For organizations that use calibration sessions (where managers compare employee performance), having documented 1:1 records makes advocacy more evidence-based and defensible.
What about privacy in 1:1 conversations?
1:1 meetings often cover sensitive topics: performance concerns, compensation discussions, personal challenges, and career aspirations. Privacy is paramount.
Menutes stores recordings with encryption and EU data hosting. On the Team plan, access controls ensure that only the meeting participants can view recordings. There's no organization-wide visibility into individual 1:1 recordings unless explicitly shared.
Both parties should agree to recording.
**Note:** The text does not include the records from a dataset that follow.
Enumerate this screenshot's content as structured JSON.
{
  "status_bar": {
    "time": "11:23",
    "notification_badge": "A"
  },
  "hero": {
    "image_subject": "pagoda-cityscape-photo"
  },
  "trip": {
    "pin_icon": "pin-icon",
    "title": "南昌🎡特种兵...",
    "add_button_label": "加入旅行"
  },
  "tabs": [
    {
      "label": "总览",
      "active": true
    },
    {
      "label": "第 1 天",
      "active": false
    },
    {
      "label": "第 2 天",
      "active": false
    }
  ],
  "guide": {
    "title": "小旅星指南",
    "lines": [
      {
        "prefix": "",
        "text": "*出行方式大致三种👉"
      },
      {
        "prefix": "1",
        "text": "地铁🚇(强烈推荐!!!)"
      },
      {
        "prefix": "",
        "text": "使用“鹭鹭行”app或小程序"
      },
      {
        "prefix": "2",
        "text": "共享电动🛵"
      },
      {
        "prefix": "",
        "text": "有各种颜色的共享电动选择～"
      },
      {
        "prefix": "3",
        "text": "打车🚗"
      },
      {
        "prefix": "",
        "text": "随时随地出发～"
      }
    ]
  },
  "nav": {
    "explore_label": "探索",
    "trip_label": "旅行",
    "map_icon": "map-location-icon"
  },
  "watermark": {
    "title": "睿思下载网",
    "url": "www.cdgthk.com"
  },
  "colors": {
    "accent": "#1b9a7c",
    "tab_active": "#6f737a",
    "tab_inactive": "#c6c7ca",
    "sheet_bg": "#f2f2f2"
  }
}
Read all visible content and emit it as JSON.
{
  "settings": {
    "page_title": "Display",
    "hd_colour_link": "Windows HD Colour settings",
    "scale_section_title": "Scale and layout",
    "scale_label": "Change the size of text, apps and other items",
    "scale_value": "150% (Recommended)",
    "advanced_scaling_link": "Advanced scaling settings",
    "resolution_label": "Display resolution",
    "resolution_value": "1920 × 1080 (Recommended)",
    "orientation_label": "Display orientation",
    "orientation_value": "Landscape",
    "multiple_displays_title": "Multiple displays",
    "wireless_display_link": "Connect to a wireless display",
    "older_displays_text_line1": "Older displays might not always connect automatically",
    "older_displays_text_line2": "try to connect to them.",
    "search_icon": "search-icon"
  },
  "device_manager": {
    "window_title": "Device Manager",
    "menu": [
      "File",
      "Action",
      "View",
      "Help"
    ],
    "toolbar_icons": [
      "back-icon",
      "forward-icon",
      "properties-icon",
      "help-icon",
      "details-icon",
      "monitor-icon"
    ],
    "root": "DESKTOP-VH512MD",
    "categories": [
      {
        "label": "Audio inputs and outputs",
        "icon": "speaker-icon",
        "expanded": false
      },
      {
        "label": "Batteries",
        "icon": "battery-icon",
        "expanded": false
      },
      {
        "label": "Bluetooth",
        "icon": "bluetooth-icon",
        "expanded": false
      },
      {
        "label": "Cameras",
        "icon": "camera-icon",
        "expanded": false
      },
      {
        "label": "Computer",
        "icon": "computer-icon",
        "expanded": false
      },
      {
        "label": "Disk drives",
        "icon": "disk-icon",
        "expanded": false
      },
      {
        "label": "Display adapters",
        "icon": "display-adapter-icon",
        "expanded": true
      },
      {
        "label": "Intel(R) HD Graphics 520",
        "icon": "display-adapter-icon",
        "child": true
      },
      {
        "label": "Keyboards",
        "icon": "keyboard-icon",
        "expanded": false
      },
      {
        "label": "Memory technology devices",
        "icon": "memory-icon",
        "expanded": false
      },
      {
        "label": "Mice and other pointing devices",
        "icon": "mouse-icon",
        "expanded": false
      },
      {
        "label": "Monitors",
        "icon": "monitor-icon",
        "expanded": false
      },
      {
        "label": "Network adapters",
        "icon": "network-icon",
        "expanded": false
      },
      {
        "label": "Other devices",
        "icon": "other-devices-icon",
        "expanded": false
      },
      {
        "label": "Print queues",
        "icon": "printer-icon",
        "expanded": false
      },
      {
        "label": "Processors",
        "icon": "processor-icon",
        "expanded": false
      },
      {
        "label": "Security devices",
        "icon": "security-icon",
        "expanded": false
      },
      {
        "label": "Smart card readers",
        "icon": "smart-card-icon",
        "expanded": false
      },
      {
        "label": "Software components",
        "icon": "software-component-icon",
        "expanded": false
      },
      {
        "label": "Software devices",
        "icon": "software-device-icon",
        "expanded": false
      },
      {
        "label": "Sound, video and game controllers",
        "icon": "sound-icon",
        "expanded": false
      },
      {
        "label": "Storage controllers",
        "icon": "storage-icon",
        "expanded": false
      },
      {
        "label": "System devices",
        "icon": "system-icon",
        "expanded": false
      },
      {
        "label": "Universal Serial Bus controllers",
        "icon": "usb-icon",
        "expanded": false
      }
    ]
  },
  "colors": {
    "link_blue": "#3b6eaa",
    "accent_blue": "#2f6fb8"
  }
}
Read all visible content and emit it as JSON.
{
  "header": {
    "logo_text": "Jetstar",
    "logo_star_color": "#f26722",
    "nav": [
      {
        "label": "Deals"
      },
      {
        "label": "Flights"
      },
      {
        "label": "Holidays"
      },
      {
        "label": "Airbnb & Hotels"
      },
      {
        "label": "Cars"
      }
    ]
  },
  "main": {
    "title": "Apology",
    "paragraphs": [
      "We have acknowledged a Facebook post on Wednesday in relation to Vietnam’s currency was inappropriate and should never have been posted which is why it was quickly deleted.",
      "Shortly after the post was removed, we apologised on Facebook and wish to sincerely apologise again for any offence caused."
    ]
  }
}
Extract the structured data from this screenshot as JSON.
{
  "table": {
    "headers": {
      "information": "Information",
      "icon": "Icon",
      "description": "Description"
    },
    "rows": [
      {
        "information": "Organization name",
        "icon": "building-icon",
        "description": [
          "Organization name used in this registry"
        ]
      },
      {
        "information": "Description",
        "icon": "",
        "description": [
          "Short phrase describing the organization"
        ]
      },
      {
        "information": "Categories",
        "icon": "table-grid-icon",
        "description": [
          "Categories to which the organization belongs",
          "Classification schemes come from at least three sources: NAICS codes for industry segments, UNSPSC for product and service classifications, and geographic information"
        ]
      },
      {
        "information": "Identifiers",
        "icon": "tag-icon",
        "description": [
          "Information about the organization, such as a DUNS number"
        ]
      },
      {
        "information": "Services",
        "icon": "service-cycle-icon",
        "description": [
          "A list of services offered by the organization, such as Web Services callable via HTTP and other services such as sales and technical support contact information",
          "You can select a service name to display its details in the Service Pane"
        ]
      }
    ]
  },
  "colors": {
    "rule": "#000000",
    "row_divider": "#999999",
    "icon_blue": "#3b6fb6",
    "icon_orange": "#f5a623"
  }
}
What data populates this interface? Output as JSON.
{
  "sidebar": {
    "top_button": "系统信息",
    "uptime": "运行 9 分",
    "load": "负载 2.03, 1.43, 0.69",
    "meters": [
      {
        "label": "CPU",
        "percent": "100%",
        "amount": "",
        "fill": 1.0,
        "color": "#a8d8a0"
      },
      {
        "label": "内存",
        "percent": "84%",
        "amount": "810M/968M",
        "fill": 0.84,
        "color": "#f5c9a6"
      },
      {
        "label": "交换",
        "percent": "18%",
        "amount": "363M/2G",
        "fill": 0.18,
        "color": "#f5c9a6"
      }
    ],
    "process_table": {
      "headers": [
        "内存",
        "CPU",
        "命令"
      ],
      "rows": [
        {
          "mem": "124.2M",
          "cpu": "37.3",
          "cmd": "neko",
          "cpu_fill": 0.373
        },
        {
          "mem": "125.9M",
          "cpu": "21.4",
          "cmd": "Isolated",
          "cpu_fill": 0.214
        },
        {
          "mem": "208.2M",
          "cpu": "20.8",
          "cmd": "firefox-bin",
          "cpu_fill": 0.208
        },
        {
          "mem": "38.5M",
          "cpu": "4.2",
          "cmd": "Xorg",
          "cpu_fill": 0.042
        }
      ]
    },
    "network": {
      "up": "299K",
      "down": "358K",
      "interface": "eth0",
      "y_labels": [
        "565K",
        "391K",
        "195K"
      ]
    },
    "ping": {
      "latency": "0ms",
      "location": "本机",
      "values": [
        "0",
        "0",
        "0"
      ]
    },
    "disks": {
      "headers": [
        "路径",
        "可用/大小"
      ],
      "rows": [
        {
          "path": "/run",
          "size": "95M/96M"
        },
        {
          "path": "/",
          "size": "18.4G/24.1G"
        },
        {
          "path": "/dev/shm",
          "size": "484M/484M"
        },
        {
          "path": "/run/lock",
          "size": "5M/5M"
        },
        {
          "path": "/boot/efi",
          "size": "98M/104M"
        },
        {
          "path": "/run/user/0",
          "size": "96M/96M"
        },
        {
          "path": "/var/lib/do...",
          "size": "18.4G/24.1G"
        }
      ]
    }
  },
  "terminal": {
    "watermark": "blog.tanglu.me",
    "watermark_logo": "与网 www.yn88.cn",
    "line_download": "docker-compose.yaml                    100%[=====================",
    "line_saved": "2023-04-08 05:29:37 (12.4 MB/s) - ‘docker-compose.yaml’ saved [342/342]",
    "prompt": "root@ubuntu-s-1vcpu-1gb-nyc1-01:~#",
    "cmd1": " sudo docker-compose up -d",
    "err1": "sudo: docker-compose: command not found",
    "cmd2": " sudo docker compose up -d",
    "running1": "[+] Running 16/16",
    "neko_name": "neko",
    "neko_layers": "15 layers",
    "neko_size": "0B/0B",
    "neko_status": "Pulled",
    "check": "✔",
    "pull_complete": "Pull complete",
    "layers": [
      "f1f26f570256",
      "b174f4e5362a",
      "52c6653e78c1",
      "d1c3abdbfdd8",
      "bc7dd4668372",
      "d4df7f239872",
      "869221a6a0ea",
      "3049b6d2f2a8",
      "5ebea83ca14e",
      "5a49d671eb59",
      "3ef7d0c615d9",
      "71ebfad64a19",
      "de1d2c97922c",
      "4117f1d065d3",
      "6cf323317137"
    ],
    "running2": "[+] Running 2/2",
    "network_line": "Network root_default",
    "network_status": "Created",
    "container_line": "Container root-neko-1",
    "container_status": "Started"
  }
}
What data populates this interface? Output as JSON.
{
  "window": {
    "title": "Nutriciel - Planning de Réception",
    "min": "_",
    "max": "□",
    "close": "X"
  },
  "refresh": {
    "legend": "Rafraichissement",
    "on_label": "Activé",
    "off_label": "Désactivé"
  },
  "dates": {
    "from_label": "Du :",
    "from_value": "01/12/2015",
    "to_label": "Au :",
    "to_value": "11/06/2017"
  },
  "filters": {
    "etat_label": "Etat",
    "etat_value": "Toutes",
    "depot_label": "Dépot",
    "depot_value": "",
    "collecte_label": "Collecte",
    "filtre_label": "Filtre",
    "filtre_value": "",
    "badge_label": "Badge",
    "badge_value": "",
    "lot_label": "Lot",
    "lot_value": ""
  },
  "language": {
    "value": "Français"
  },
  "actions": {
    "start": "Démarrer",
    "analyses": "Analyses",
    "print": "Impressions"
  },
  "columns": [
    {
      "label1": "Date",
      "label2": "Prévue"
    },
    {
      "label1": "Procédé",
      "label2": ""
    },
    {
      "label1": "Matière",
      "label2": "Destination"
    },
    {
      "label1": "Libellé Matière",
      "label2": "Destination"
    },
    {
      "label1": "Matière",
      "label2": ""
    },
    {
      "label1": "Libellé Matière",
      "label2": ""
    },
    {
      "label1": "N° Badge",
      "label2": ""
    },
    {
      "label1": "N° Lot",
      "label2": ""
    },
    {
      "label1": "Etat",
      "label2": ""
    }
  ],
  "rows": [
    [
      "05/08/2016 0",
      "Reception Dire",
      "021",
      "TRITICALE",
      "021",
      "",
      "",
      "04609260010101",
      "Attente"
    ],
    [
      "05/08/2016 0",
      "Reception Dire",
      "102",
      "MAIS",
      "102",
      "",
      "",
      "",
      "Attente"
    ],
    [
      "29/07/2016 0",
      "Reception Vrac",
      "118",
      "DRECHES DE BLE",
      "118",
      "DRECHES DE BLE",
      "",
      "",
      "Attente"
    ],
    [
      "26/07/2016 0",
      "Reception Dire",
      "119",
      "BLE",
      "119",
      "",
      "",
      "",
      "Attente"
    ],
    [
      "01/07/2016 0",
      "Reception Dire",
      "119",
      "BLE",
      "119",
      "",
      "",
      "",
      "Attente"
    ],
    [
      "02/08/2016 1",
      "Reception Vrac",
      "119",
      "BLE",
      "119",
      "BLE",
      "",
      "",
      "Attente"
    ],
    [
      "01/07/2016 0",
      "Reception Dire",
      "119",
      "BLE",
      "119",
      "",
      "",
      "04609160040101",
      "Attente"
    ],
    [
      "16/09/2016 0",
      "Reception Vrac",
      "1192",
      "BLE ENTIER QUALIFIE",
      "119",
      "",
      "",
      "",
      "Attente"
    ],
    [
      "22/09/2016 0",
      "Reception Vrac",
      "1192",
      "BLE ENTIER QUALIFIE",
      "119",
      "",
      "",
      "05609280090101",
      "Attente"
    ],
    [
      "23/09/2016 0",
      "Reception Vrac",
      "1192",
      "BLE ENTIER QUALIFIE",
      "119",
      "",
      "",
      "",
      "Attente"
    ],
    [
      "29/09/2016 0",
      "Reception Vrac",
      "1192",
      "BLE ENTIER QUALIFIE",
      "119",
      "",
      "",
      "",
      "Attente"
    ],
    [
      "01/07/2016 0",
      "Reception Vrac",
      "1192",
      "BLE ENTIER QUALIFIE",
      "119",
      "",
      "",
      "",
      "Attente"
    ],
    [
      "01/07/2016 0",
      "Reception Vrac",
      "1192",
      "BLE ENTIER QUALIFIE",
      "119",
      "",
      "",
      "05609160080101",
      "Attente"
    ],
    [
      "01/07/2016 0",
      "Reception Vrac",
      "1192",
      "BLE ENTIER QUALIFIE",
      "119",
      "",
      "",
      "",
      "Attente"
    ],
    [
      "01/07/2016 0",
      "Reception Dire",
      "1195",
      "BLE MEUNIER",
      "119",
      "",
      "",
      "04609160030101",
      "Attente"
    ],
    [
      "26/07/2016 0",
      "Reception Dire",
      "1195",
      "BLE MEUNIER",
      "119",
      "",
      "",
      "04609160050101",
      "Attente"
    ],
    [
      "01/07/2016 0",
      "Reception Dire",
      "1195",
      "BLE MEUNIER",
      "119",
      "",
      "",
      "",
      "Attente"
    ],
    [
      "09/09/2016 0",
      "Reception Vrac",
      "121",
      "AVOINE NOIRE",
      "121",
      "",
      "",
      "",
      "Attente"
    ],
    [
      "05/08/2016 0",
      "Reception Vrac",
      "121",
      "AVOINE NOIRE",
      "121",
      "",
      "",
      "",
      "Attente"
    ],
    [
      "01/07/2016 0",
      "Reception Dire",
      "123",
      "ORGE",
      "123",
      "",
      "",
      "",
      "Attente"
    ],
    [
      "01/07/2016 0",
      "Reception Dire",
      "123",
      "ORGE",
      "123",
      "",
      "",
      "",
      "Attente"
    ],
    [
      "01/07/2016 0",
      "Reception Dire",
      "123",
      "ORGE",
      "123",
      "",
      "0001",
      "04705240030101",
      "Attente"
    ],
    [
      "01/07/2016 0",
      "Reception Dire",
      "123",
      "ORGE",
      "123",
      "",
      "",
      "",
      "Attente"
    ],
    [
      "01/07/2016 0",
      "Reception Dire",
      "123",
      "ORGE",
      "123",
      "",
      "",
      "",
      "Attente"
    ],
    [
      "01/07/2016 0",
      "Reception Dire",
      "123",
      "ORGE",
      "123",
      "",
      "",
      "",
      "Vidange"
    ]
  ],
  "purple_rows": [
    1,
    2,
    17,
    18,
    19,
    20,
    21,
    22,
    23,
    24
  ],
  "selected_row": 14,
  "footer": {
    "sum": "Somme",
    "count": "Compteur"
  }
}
In practice, most manager-report pairs find that recording improves their 1:1s, as the documentation benefit outweighs any initial hesitation. Starting with a trial period of 2-3 recorded 1:1s helps both parties get comfortable.
For particularly sensitive topics (performance improvement plans, compensation negotiations), either party can pause or stop recording. Having the option to record most 1:1s while excluding specific segments provides the right balance.
Tips for better results
Record consistently
Make recording a default for all 1:1s. When it's routine, it stops feeling unusual. Both parties benefit from having a reliable record.
Review previous notes before each 1:1
Spend 2 minutes reviewing last week's summary before the meeting. Open with 'Last time we discussed...' to show continuity and follow-through.
Use notes for performance reviews
When review season arrives, search through your 1:1 summaries instead of trying to recall conversations from months ago. The transcript is the evidence.
Share summaries with your report
After each 1:1, send the AI summary to your report. This creates shared accountability for action items and ensures both parties have the same understanding of what was discussed.